Лидия Чарская - Том 38. Огонек
Право, иногда совсем не дурно принять морскую ванну в марте месяце, чтобы узнать, как тебя все любят и дорожат тобою…
Жаль только Казю. Бедняжка ходит как потерянная и всем и каждому твердит одно и то же:
— Если бы не мое глупое непослушание тогда на берегу, Ира-Огонек была бы здорова!
Милая дурочка воображает, что я больна из-за нее. Вовсе нет, больна потому, что пришла болезнь. Только и всего. И чего они все так волнуются? Право, даже смотреть досадно! Ну была больна, ну была больна серьезно, ну… Я теперь здорова, совсем здорова! И просто жестоко со стороны доктора (презабавный финн с очками, круглыми, как вентиляторы) держать меня взаперти. Правда, мои пальцы похожи на лапы паука (белого, конечно), так они похудели, а сама я выгляжу выходцем с того света: желта, как лимон, а глаза горят, как плошки. Премиловидная девица, нечего сказать! Золотая, наверное, не узнает, когда приедет.
Ах, теперь остается только две недели до ее приезда… Они вздумали было писать о моей болезни и обо всем том, что случилось, но Принцесса (голубушка Принцесса! Как я ее люблю за это!) — Принцесса на коленях, говорят, умоляла Марью Александровну не делать этого, зная с моих слов, как безбожно беспокоить Золотую перед самым ее дебютом. Мариночка сознает лучше других, что в эти дни решается судьба моей мамы. Что от этих дней зависит вся наша дальнейшая с нею жизнь. Умница моя!
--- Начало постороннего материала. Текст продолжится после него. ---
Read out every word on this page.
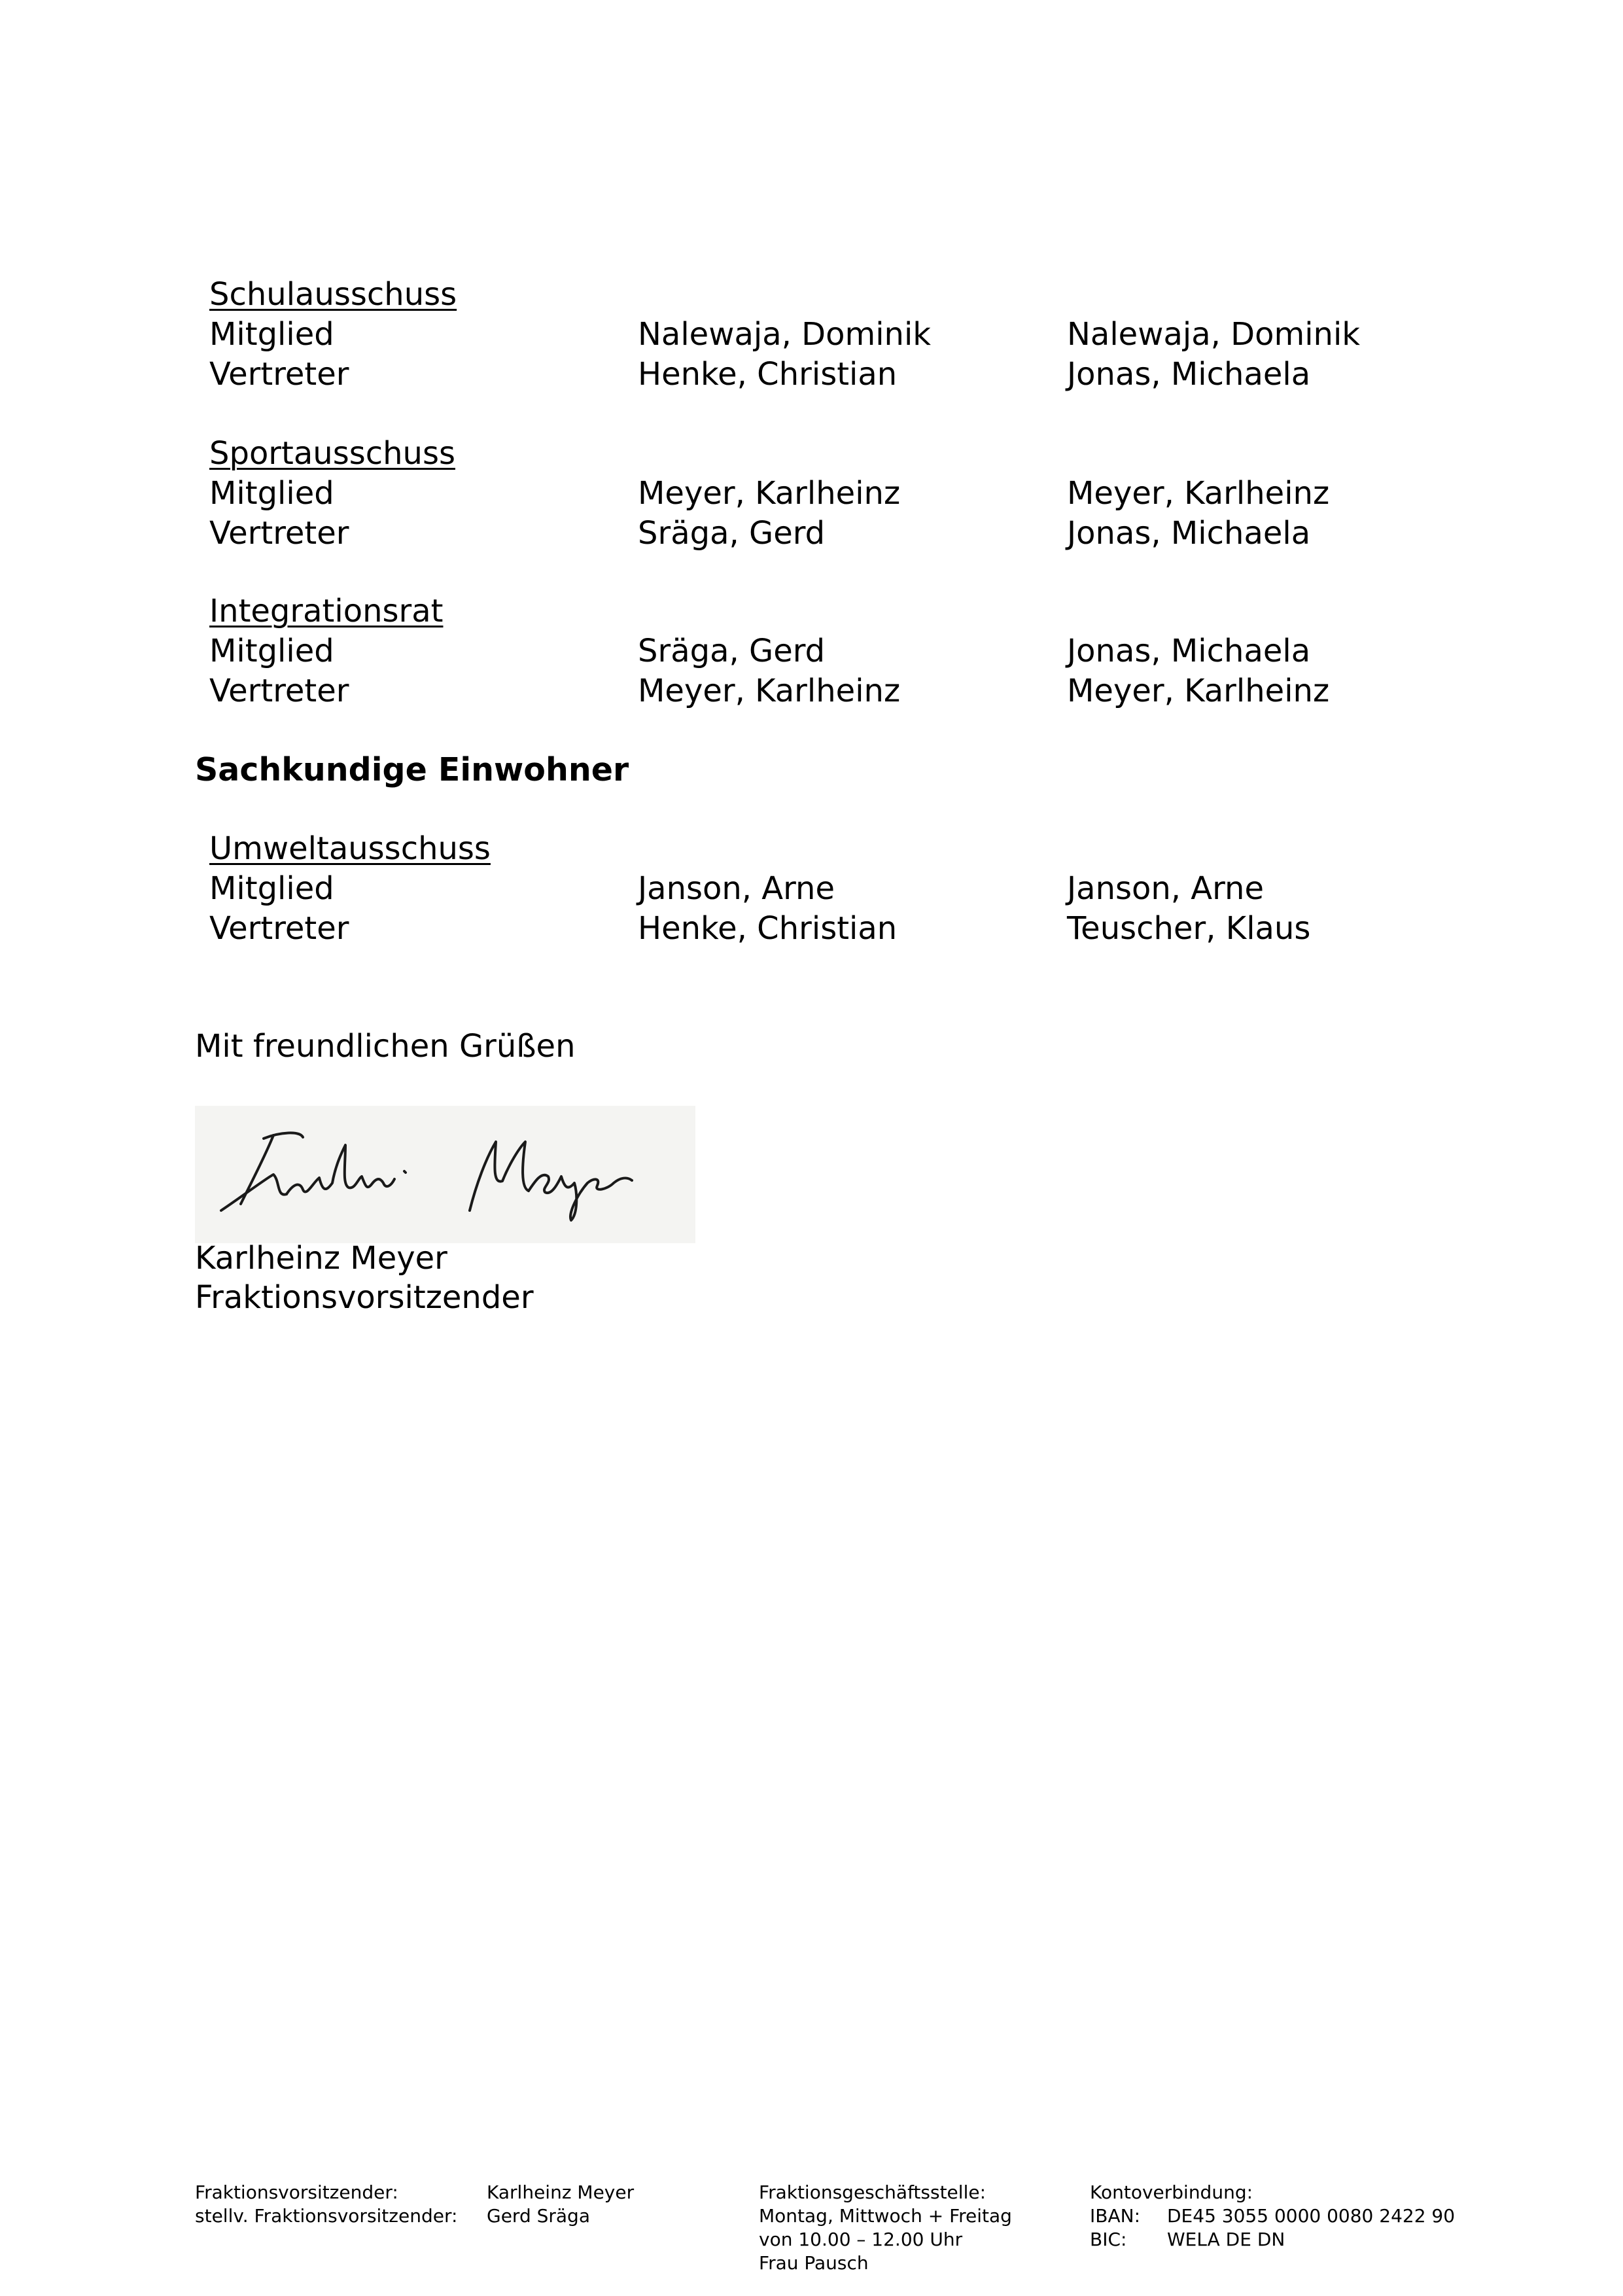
Schulausschuss
Mitglied	Nalewaja, Dominik	Nalewaja, Dominik
Vertreter	Henke, Christian	Jonas, Michaela
Sportausschuss
Mitglied	Meyer, Karlheinz	Meyer, Karlheinz
Vertreter	Sräga, Gerd	Jonas, Michaela
Integrationsrat
Mitglied	Sräga, Gerd	Jonas, Michaela
Vertreter	Meyer, Karlheinz	Meyer, Karlheinz
Sachkundige Einwohner
Umweltausschuss
Mitglied	Janson, Arne	Janson, Arne
Vertreter	Henke, Christian	Teuscher, Klaus
Mit freundlichen Grüßen
Karlheinz Meyer
Fraktionsvorsitzender
Fraktionsvorsitzender:
stellv. Fraktionsvorsitzender:
Karlheinz Meyer
Gerd Sräga
Fraktionsgeschäftsstelle:
Montag, Mittwoch + Freitag
von 10.00 – 12.00 Uhr
Frau Pausch
Kontoverbindung:
IBAN: DE45 3055 0000 0080 2422 90
BIC: WELA DE DN
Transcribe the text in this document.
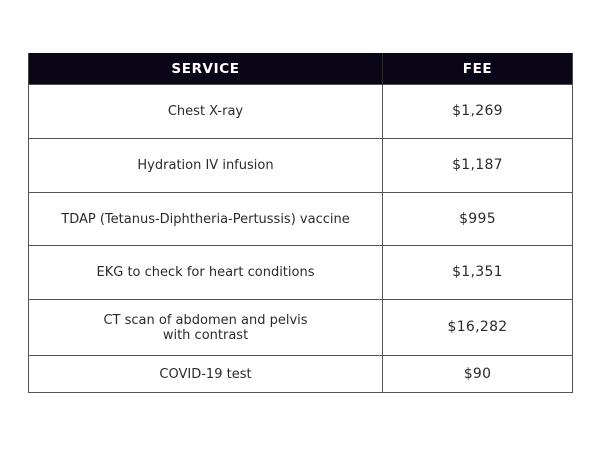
SERVICE	FEE
Chest X-ray	$1,269
Hydration IV infusion	$1,187
TDAP (Tetanus-Diphtheria-Pertussis) vaccine	$995
EKG to check for heart conditions	$1,351

CT scan of abdomen and pelvis
with contrast	$16,282
COVID-19 test	$90
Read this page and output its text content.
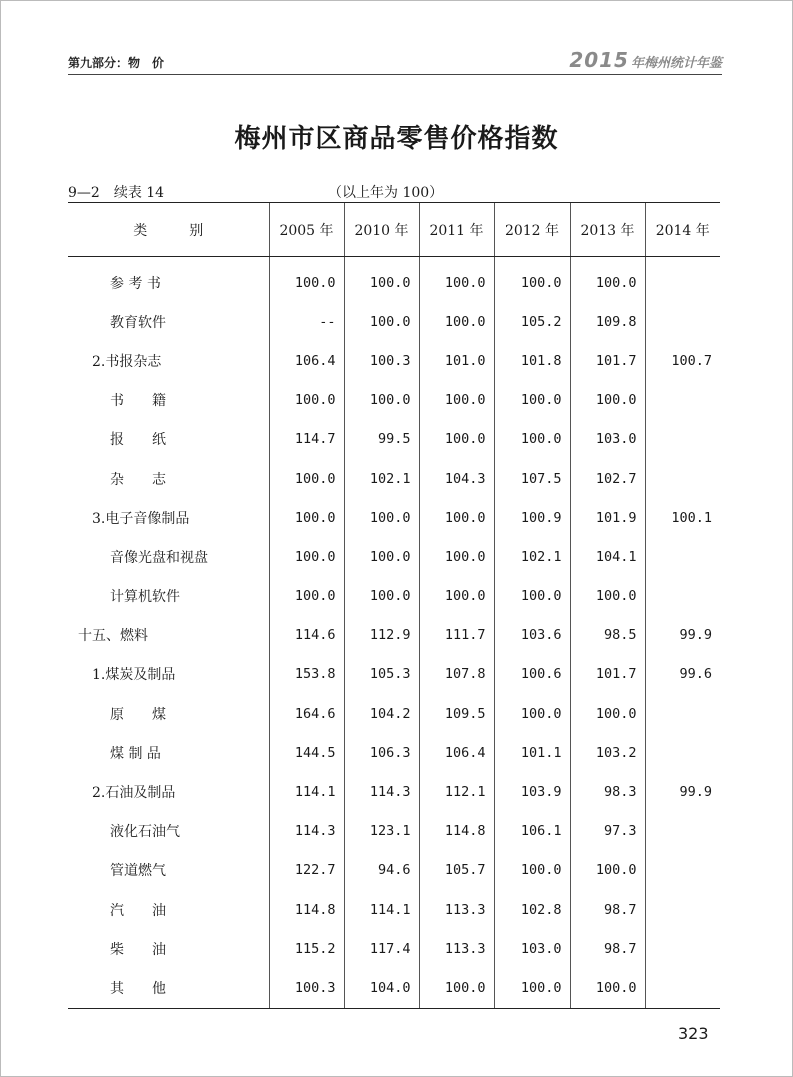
第九部分：物　价	2015 年梅州统计年鉴
梅州市区商品零售价格指数
9—2　续表 14	（以上年为 100）
类　　　别	2005 年	2010 年	2011 年	2012 年	2013 年	2014 年
参 考 书	100.0	100.0	100.0	100.0	100.0	
教育软件	--	100.0	100.0	105.2	109.8	
2.书报杂志	106.4	100.3	101.0	101.8	101.7	100.7
书　　籍	100.0	100.0	100.0	100.0	100.0	
报　　纸	114.7	99.5	100.0	100.0	103.0	
杂　　志	100.0	102.1	104.3	107.5	102.7	
3.电子音像制品	100.0	100.0	100.0	100.9	101.9	100.1
音像光盘和视盘	100.0	100.0	100.0	102.1	104.1	
计算机软件	100.0	100.0	100.0	100.0	100.0	
十五、燃料	114.6	112.9	111.7	103.6	98.5	99.9
1.煤炭及制品	153.8	105.3	107.8	100.6	101.7	99.6
原　　煤	164.6	104.2	109.5	100.0	100.0	
煤 制 品	144.5	106.3	106.4	101.1	103.2	
2.石油及制品	114.1	114.3	112.1	103.9	98.3	99.9
液化石油气	114.3	123.1	114.8	106.1	97.3	
管道燃气	122.7	94.6	105.7	100.0	100.0	
汽　　油	114.8	114.1	113.3	102.8	98.7	
柴　　油	115.2	117.4	113.3	103.0	98.7	
其　　他	100.3	104.0	100.0	100.0	100.0	
323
Когда я узнала все от Живчика, которая — увы! — от слова до слова подслушала весь разговор таинственного совещания начальства (на него, как взрослую девицу, пригласили и Принцессу), я чуть не прокричала: "Ура!"
Ну разумеется, Золотая не должна знать ничего о «событии» до тех пор, пока я не сойду с постели. А потом я расскажу ей все это в комическом виде. Да! Слава Богу, я могу снова писать дневник и письма Золотой. Последние письма! Скоро я увижу ее! Увижу! Вот-то мы зададим бал им всем, воображаю! Только бы прошел кашель, несносный кашель! Когда его приступ овладевает мною, мне кажется, что я лопну или задохнусь. А эта гадкая красная мокрота, похожая на вишневый сироп по цвету, которая пятнами остается на носовом платке.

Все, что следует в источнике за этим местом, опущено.